Tuesday, March 9, 2010

Screens Really Two-Way? wed sec.

Jameson seems to give the window two primary functions, summarized by his quote of Milton:
"Window... to admit light or air, or both, and to afford view of what is outside and inside..."

This question is brought up with regard to the Garcia's house. Were the purely glass walls for the purpose of letting in light, or seeing out (as suggested by the eye-shape of the house itself)? These questions for me seemed straight forward, and can be seen in the use of blinds, tinted windows, etc.

However, when Jameson first suggests the television as a window, I had some doubts.

"In which direction does this window "face"? Looking out onto the world, presenting a view of the distant (tele-vision)? Or does it intrude into the home, all the homes, transforming the space, transporting the "world" into the world of the homes..."
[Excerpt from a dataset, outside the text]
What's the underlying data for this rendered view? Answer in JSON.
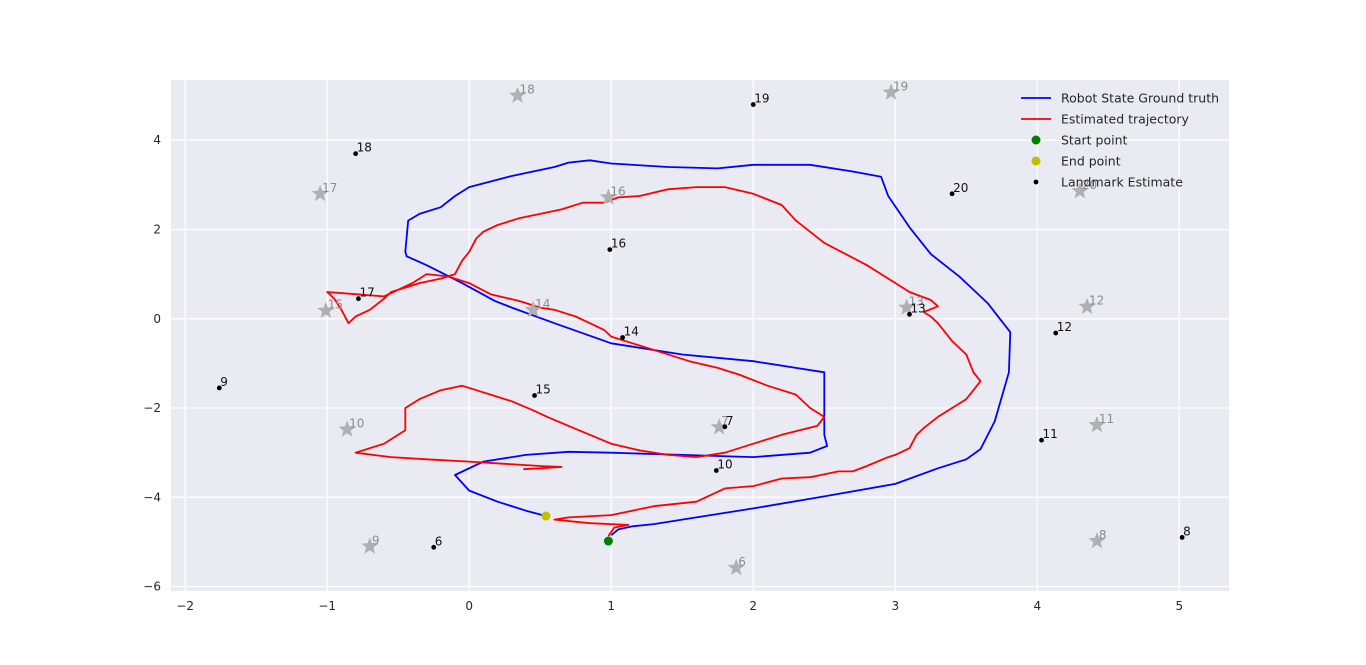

To make this comparison, I think you first have to look at the functions of the window. The first is to allow light to pass through. To this, Jameson says that the television set projects light into the room of the view, just as light comes through the window into your home. The second is allow sight through. To this, Jameson says that the television allows you to see out of your home into the outside world. On the surface, these seem like adequate parallels.

However, what about the two-way nature of physical windows? At night, a lamp sheds light onto the street. Furthermore, a passer-by can see through a window into the home just as well as the inhabitants can see out. Does the television exhibit this same reversibility?

With regards to this question, Victor Burgin's inquiry on JenniCam seems very interesting. While many on the internet fit Freud's "exhibitionist" theory, one of "see and be seen", Jennifer defied this paradigm. Instead, she allowed anyone to see her, while she had no view of her viewers. For her viewers, they could see without being seen. This may be what makes screens just incredible windows. How often have you wanted to just look out the window and not worry that someone could see you? It is the ability to preserve autonomy and privacy, which windows sacrificed, that makes screens (TV, or any extensions into the internet) so attractive.